Modify the primary key index: you must first delete (drop) the original index, and then create (add) the index

Create a single-column index

CREATE TABLE test2(
  id INT NOT NULL,
  name CHAR(50) NULL,
  INDEX single_idx_name(name(20))
);

After the statement is executed, use SHOW CREATE TABLE to view the table structure:

SHOW INDEX FROM test2 \G

Example of creating a joint index
: create a table test3, and create a combined index on the id, name, and age fields in the table. The SQL statement is as follows:

CREATE TABLE test3(
  id INT(11) NOT NULL,
  name CHAR(30) NOT NULL,
  age INT(11) NOT NULL,
  info VARCHAR(255),
  INDEX multi_idx(id,name,age)
);

Note : When querying, follow the leftmost prefix principle, otherwise the index cannot be named.

Example 1 of creating a full-text index : create a table test4, and create a full-text index on the info field in the table. The SQL statement is as follows:

CREATE TABLE test4(
  id INT NOT NULL,
  name CHAR(30) NOT NULL,
  age INT NOT NULL,
  info VARCHAR(255),
  FULLTEXT INDEX futxt_idx_info(info)
) ENGINE=MyISAM;

In MySQL5.7 and later versions, it is not necessary to specify the last ENGINE, because InnoDB supports full-text indexing in this version.

Example 2:

CREATE TABLE articles (
id INT UNSIGNED AUTO_INCREMENT PRIMARY KEY,
title VARCHAR (200),
body TEXT,
FULLTEXT index (title, body)
) ENGINE = INNODB ;

Example 3:

CREATE TABLE `papers` (
  `id` int(10) unsigned NOT NULL AUTO_INCREMENT,
  `title` varchar(200) DEFAULT NULL,
  `content` text,
  PRIMARY KEY (`id`),
  FULLTEXT KEY `title` (`title`,`content`)
) ENGINE=MyISAM DEFAULT CHARSET=utf8;

Queries different from the like method:

SELECT * FROM papers WHERE content LIKE ‘%查询字符串%’;

The full-text index is queried in match+against mode:

SELECT * FROM papers WHERE MATCH(title,content) AGAINST (‘查询字符串’);

important point:

Before using the full-text index, find out the version support;

Full-text indexing is N times faster than like + %, but there may be precision issues;

If a large amount of data needs to be indexed full-text, it is recommended to add data first, and then create an index.

Creating a spatial index
When creating a spatial index, it is required that the field of the spatial type must be non- null .
Example: To create a table test5 and create a spatial index on the field whose spatial type is GEOMETRY, the SQL statement is as follows:

CREATE TABLE test5(
  geo GEOMETRY NOT NULL,
  SPATIAL INDEX spa_idx_geo(geo)
) ENGINE=MyISAM;

2.1.2.2 Create an index on an existing table

To create an index on an existing table, use the ALTER TABLE statement or the CREATE INDEX statement.
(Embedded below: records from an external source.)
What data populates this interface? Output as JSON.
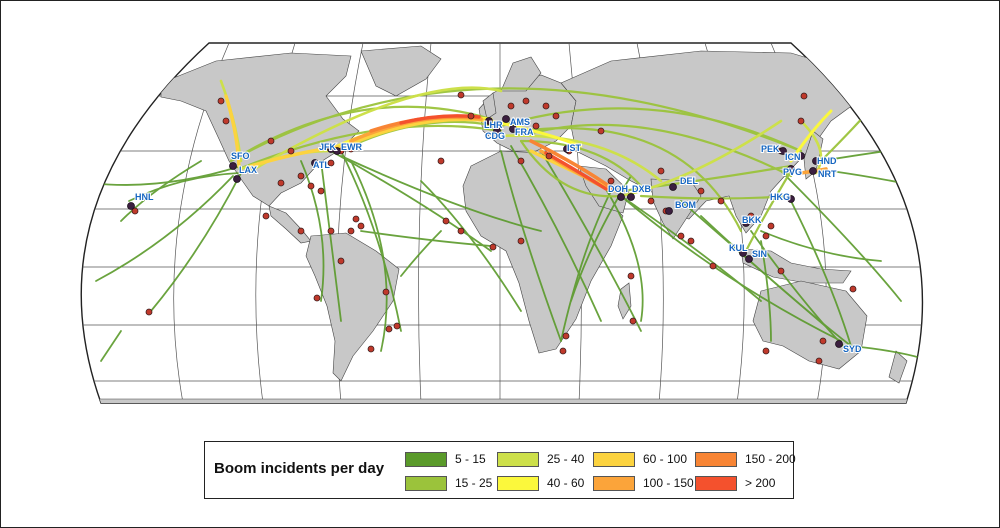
{
  "map": {
    "projection": "Robinson",
    "land_color": "#c8c8c8",
    "ocean_color": "#ffffff",
    "graticule": true,
    "airport_color": "#c0392b",
    "hub_color": "#3b1f3f",
    "airports": [
      {
        "code": "HNL"
      },
      {
        "code": "SFO"
      },
      {
        "code": "LAX"
      },
      {
        "code": "JFK"
      },
      {
        "code": "EWR"
      },
      {
        "code": "ATL"
      },
      {
        "code": "LHR"
      },
      {
        "code": "AMS"
      },
      {
        "code": "CDG"
      },
      {
        "code": "FRA"
      },
      {
        "code": "IST"
      },
      {
        "code": "DOH"
      },
      {
        "code": "DXB"
      },
      {
        "code": "DEL"
      },
      {
        "code": "BOM"
      },
      {
        "code": "PEK"
      },
      {
        "code": "ICN"
      },
      {
        "code": "HND"
      },
      {
        "code": "NRT"
      },
      {
        "code": "PVG"
      },
      {
        "code": "HKG"
      },
      {
        "code": "BKK"
      },
      {
        "code": "KUL"
      },
      {
        "code": "SIN"
      },
      {
        "code": "SYD"
      }
    ]
  },
  "legend": {
    "title": "Boom incidents per day",
    "classes": [
      {
        "label": "5 - 15",
        "color": "#5a9a2a"
      },
      {
        "label": "15 - 25",
        "color": "#9bc33b"
      },
      {
        "label": "25 - 40",
        "color": "#cde04a"
      },
      {
        "label": "40 - 60",
        "color": "#fbf83c"
      },
      {
        "label": "60 - 100",
        "color": "#fcd33f"
      },
      {
        "label": "100 - 150",
        "color": "#fba43a"
      },
      {
        "label": "150 - 200",
        "color": "#f88535"
      },
      {
        "label": "> 200",
        "color": "#f4512d"
      }
    ]
  }
}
Using the ALTER TABLE statement to create an index The basic syntax of the ALTER TABLE statement to create an index is as follows:

ALTER TABLE table_name ADD [UNIQUE | FULLTEXT | SPATIAL] [INDEX | KEY]
[index_name] (col_name[length],...  [ASC | DESC])
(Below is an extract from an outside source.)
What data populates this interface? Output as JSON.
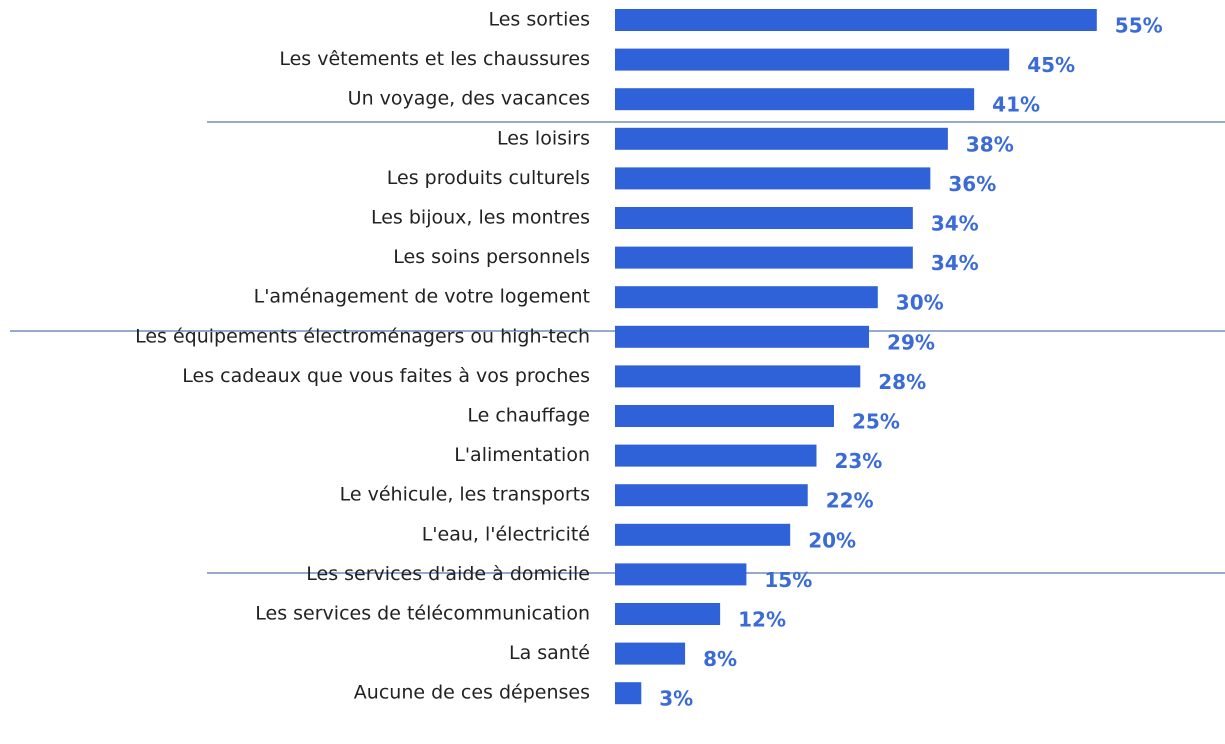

Use CREATE INDEX to create an index The CREATE INDEX statement can add an index to an existing table. In MySQL,
CREATE INDEX is mapped to an ALTER TABLE statement. The basic syntax structure is:

CREATE [UNIQUE | FULLTEXT | SPATIAL] INDEX index_name
ON table_name (col_name[length],...) [ASC | DESC]

2.1.3 Delete Index

Using ALTER TABLE to delete an index The basic syntax format of ALTER TABLE to delete an index is as follows:

 ALTER TABLE table_name DROP INDEX index_name;

Use the DROP INDEX statement to delete an index DROP INDEX The basic syntax format for deleting an index is as follows:

DROP INDEX index_name ON table_name;

Tip: When dropping a column in a table, if the column being dropped is part of an index, that column is also dropped from the index. If
all the columns that make up the index are dropped, the entire index will be dropped.